The study is a reminder that for all the focus on the water consumed in fracking or by farms through irrigation, one of the single biggest users of water is the power industry itself. Thermoelectric generation—that would be technologies like coal, natural gas and nuclear, which use heat to generate steam—account for approximately 40% of the freshwater withdrawals in the U.S. In arid regions and during droughts—like the historic 2012 drought, which at its height covered up to 65% of the U.S.—water can become so scare that power plants may need to reduce operations or shut down altogether.
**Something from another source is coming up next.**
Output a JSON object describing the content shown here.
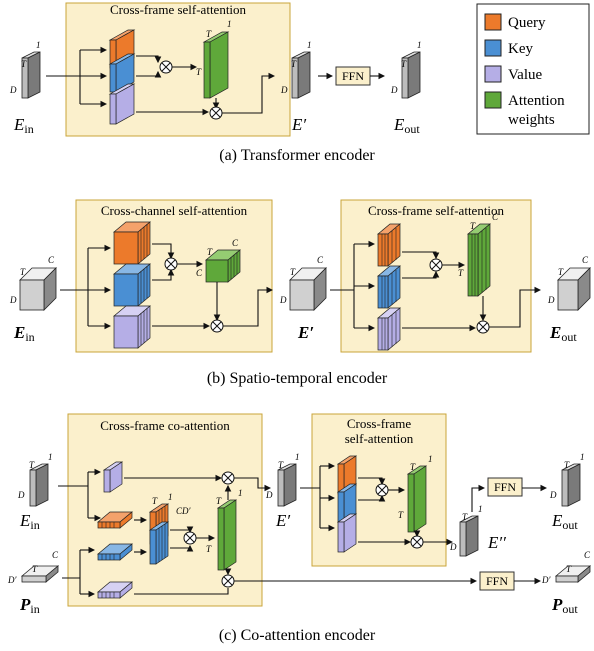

With population increasing—especially in fecund and popular Texas—and demand rising, the so-called “water-energy nexus” will be a growing challenge for decades to come.
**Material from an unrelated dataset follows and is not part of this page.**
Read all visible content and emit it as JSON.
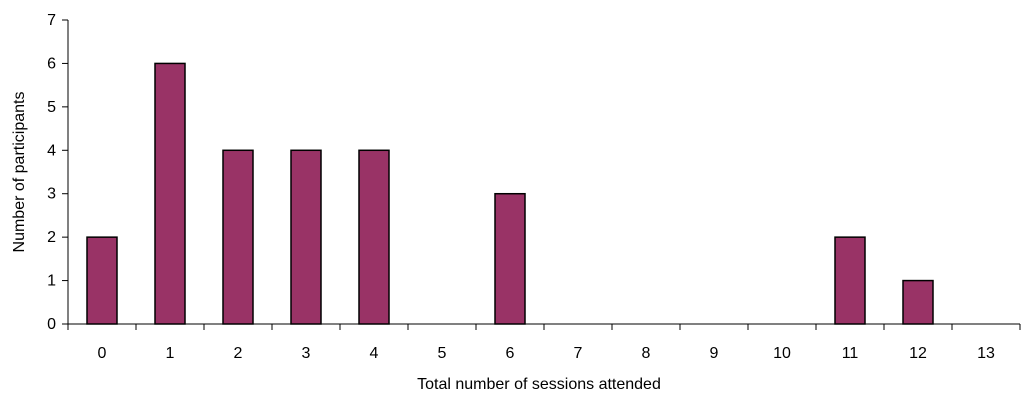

But the huge amount of water used by power plants tends not to get the kind of attention that fracking does—probably because fracking, especially on a large scale, is relatively new, while coal and natural gas plants have been around for decades. (The Texas State Water Board estimates that hydrofracking accounts for less than 1% of total water use, while providing more than 10% of the state’s total economic output.) Fracking for oil and gas is also much more distributed than a centralized power plant is; if you live in Texas, chances are much better that you live closer to a fracked well than you do a power plant. Power plants—and the mining of the coal used in many of them—are out of sight, and thus they’re out of mind.
Still, the fact remains that Texas was a water-stressed state well before the first gas well was fracked, and the concentration of fracking in certain areas of the state can strain local water supplies. Water use for fracking in Texas is also growing rapidly, from 36,000 acre-feet in 2008 to 81,500 acre-feet in 2011. That’s why oil and gas drillers will need to start recycling frac water, or find substitutes that don’t need water at all, like the liquid petroleum gel made by the Canadian company GasFrac. Water is scarce now in Texas and its likely to be even scarcer in a hotter and more crowded future. Every industry—including oil and gas—will need to figure out a way to use our most precious resource more efficiently.